Plusieurs cabinets d'avocats ont déposé un recours collectif contre Oddity Tech Ltd. (NASDAQ : ODD), alléguant que la société de beauté et de bien-être a fait de fausses déclarations sur ses activités, entraînant un effondrement de 49,2 % de son action le 25 février 2026.
« Nous enquêtons pour savoir si ODDITY a sciemment publié de fausses déclarations au cours du second semestre 2025 tout en observant en privé son principal moteur de croissance s'essouffler », a déclaré dans un communiqué Reed Kathrein, l'associé de Hagens Berman qui dirige l'enquête du cabinet.
La plainte allègue que tout au long de la période visée, Oddity a omis de divulguer qu'un changement d'algorithme de son principal partenaire publicitaire détournait ses publicités vers des enchères de faible qualité, augmentant considérablement les coûts d'acquisition de clients. Malgré cela, la société a continué à relever ses prévisions financières, publiant huit trimestres consécutifs de résultats supérieurs aux attentes. Le 25 février 2026, Oddity a révélé la perturbation et a prévu une baisse de 30 % de son chiffre d'affaires sur un an pour le premier trimestre 2026.

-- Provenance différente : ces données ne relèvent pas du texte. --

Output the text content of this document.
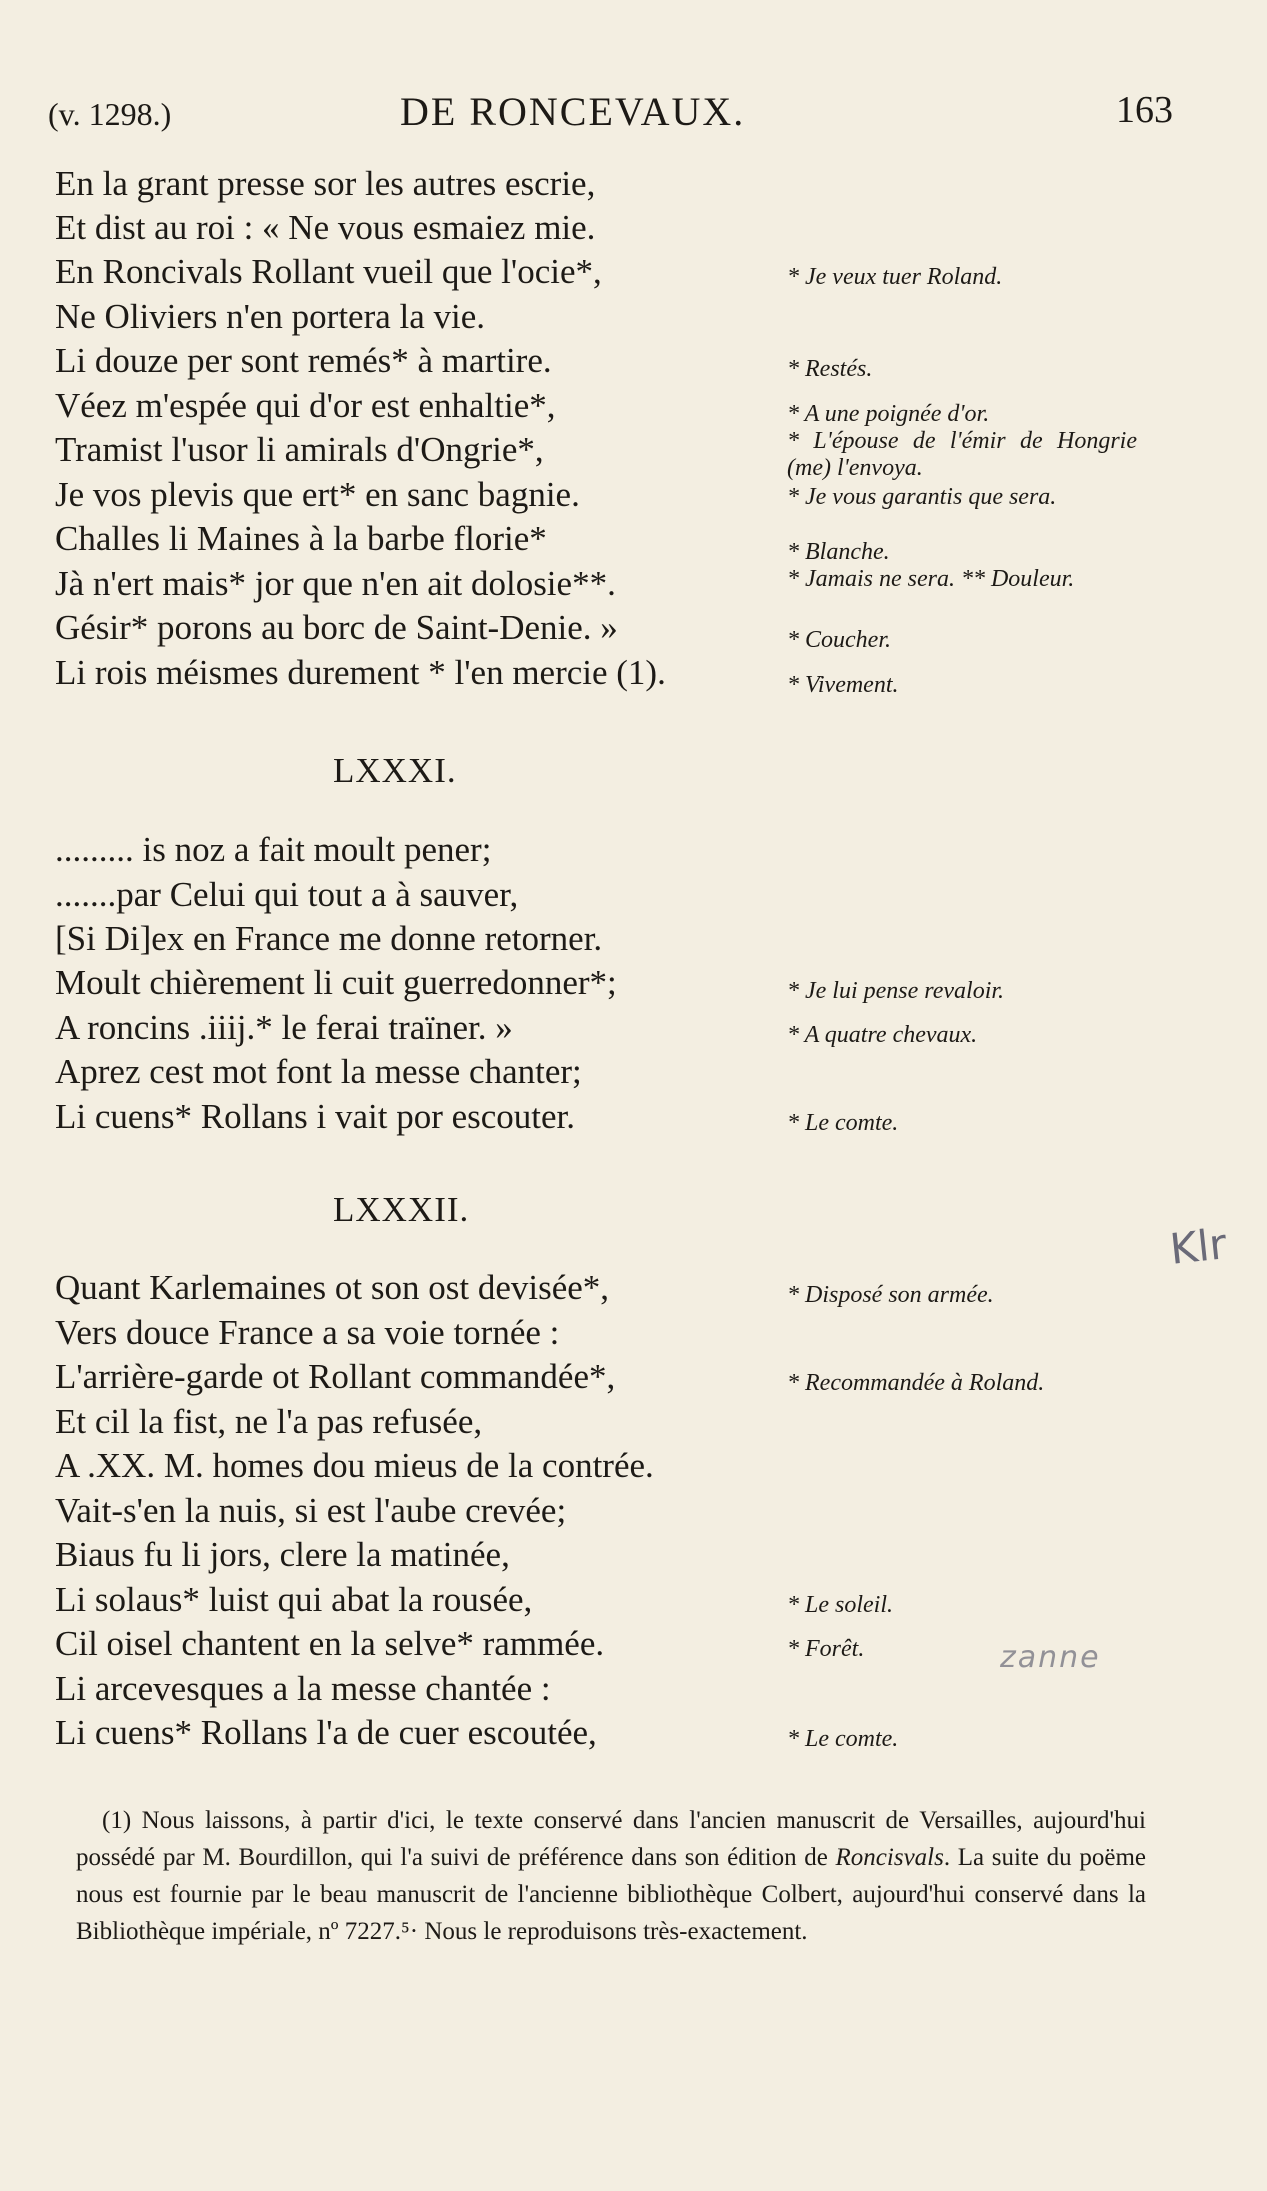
(v. 1298.)	DE RONCEVAUX.	163
En la grant presse sor les autres escrie,
Et dist au roi : « Ne vous esmaiez mie.
En Roncivals Rollant vueil que l'ocie*,	* Je veux tuer Roland.
Ne Oliviers n'en portera la vie.
Li douze per sont remés* à martire.	* Restés.
Véez m'espée qui d'or est enhaltie*,	* A une poignée d'or.
Tramist l'usor li amirals d'Ongrie*,	* L'épouse de l'émir de Hongrie (me) l'envoya.
Je vos plevis que ert* en sanc bagnie.	* Je vous garantis que sera.
Challes li Maines à la barbe florie*	* Blanche.
Jà n'ert mais* jor que n'en ait dolosie**.	* Jamais ne sera. ** Douleur.
Gésir* porons au borc de Saint-Denie. »	* Coucher.
Li rois méismes durement * l'en mercie (1).	* Vivement.
LXXXI.
......... is noz a fait moult pener;
.......par Celui qui tout a à sauver,
[Si Di]ex en France me donne retorner.
Moult chièrement li cuit guerredonner*;	* Je lui pense revaloir.
A roncins .iiij.* le ferai traïner. »	* A quatre chevaux.
Aprez cest mot font la messe chanter;
Li cuens* Rollans i vait por escouter.	* Le comte.
LXXXII.
Quant Karlemaines ot son ost devisée*,	* Disposé son armée.
Vers douce France a sa voie tornée :
L'arrière-garde ot Rollant commandée*,	* Recommandée à Roland.
Et cil la fist, ne l'a pas refusée,
A .XX. M. homes dou mieus de la contrée.
Vait-s'en la nuis, si est l'aube crevée;
Biaus fu li jors, clere la matinée,
Li solaus* luist qui abat la rousée,	* Le soleil.
Cil oisel chantent en la selve* rammée.	* Forêt.
Li arcevesques a la messe chantée :
Li cuens* Rollans l'a de cuer escoutée,	* Le comte.
(1) Nous laissons, à partir d'ici, le texte conservé dans l'ancien manuscrit de Versailles, aujourd'hui possédé par M. Bourdillon, qui l'a suivi de préférence dans son édition de Roncisvals. La suite du poëme nous est fournie par le beau manuscrit de l'ancienne bibliothèque Colbert, aujourd'hui conservé dans la Bibliothèque impériale, nº 7227.⁵· Nous le reproduisons très-exactement.
Klr
zanne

Cette annonce a effacé plus de 600 millions de dollars de capitalisation boursière, l'action chutant de 14,28 $ pour clôturer à 14,74 $ par titre. En réponse, au moins huit banques de Wall Street, dont JPMorgan et Bank of America, ont dégradé la valeur. Le directeur financier de la société a admis plus tard lors d'une conférence téléphonique que la direction avait « observé que quelque chose était différent au second semestre 2025 ».

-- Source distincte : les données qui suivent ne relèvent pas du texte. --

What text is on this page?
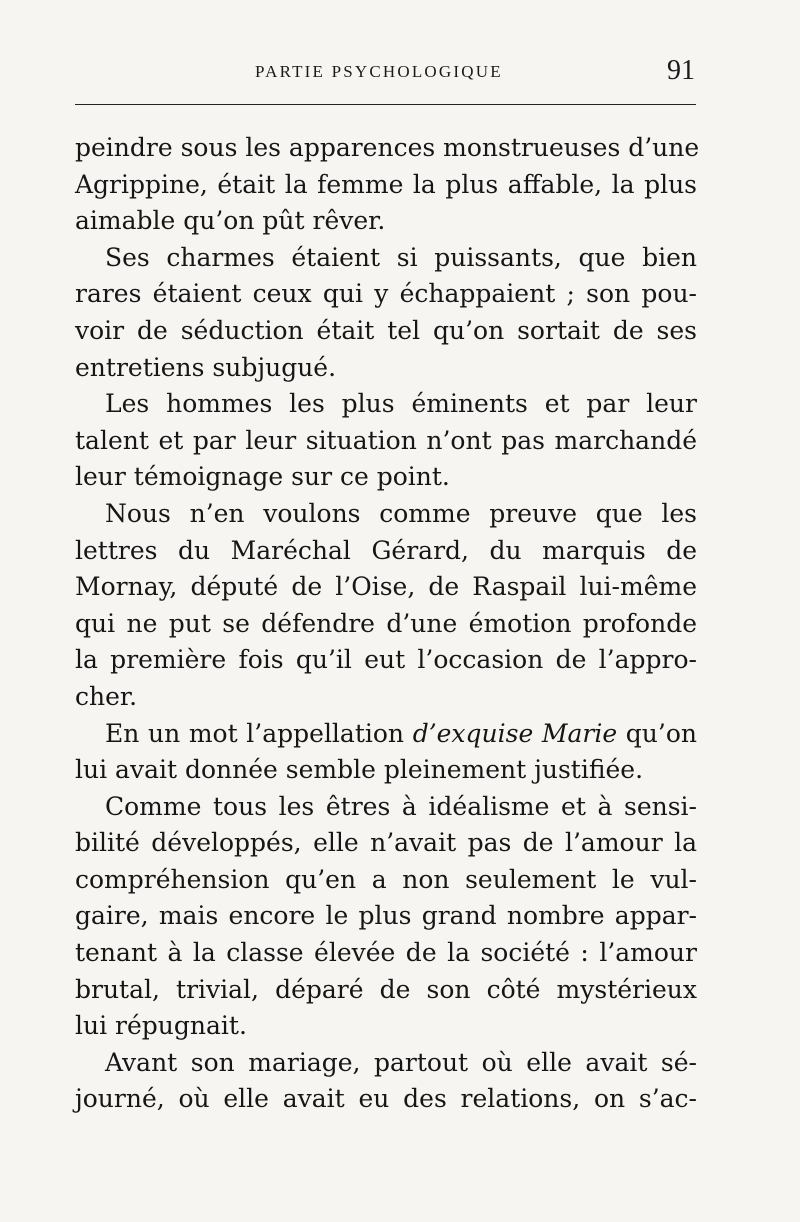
PARTIE PSYCHOLOGIQUE	91
peindre sous les apparences monstrueuses d’une
Agrippine, était la femme la plus affable, la plus
aimable qu’on pût rêver.
Ses charmes étaient si puissants, que bien
rares étaient ceux qui y échappaient ; son pou-
voir de séduction était tel qu’on sortait de ses
entretiens subjugué.
Les hommes les plus éminents et par leur
talent et par leur situation n’ont pas marchandé
leur témoignage sur ce point.
Nous n’en voulons comme preuve que les
lettres du Maréchal Gérard, du marquis de
Mornay, député de l’Oise, de Raspail lui-même
qui ne put se défendre d’une émotion profonde
la première fois qu’il eut l’occasion de l’appro-
cher.
En un mot l’appellation d’exquise Marie qu’on
lui avait donnée semble pleinement justifiée.
Comme tous les êtres à idéalisme et à sensi-
bilité développés, elle n’avait pas de l’amour la
compréhension qu’en a non seulement le vul-
gaire, mais encore le plus grand nombre appar-
tenant à la classe élevée de la société : l’amour
brutal, trivial, déparé de son côté mystérieux
lui répugnait.
Avant son mariage, partout où elle avait sé-
journé, où elle avait eu des relations, on s’ac-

Le recours collectif, déposé au nom des investisseurs ayant acheté des titres Oddity entre le 26 février 2025 et le 24 février 2026, affirme que la société a surestimé la force et la stabilité de son modèle opérationnel basé sur l'IA. Les cabinets d'avocats The Schall Law Firm, Levi & Korsinsky et Glancy Prongay Wolke & Rotter représentent également les investisseurs.
La chute de l'action à son plus bas niveau depuis son introduction en bourse met à l'épreuve la confiance des investisseurs dans le modèle économique axé sur l'IA de l'entreprise. Les actionnaires ont jusqu'à la date limite du 11 mai 2026 pour déposer une motion afin d'être nommés plaignant principal dans l'affaire.
Cet article est fourni à titre informatif uniquement et ne constitue pas un conseil en investissement.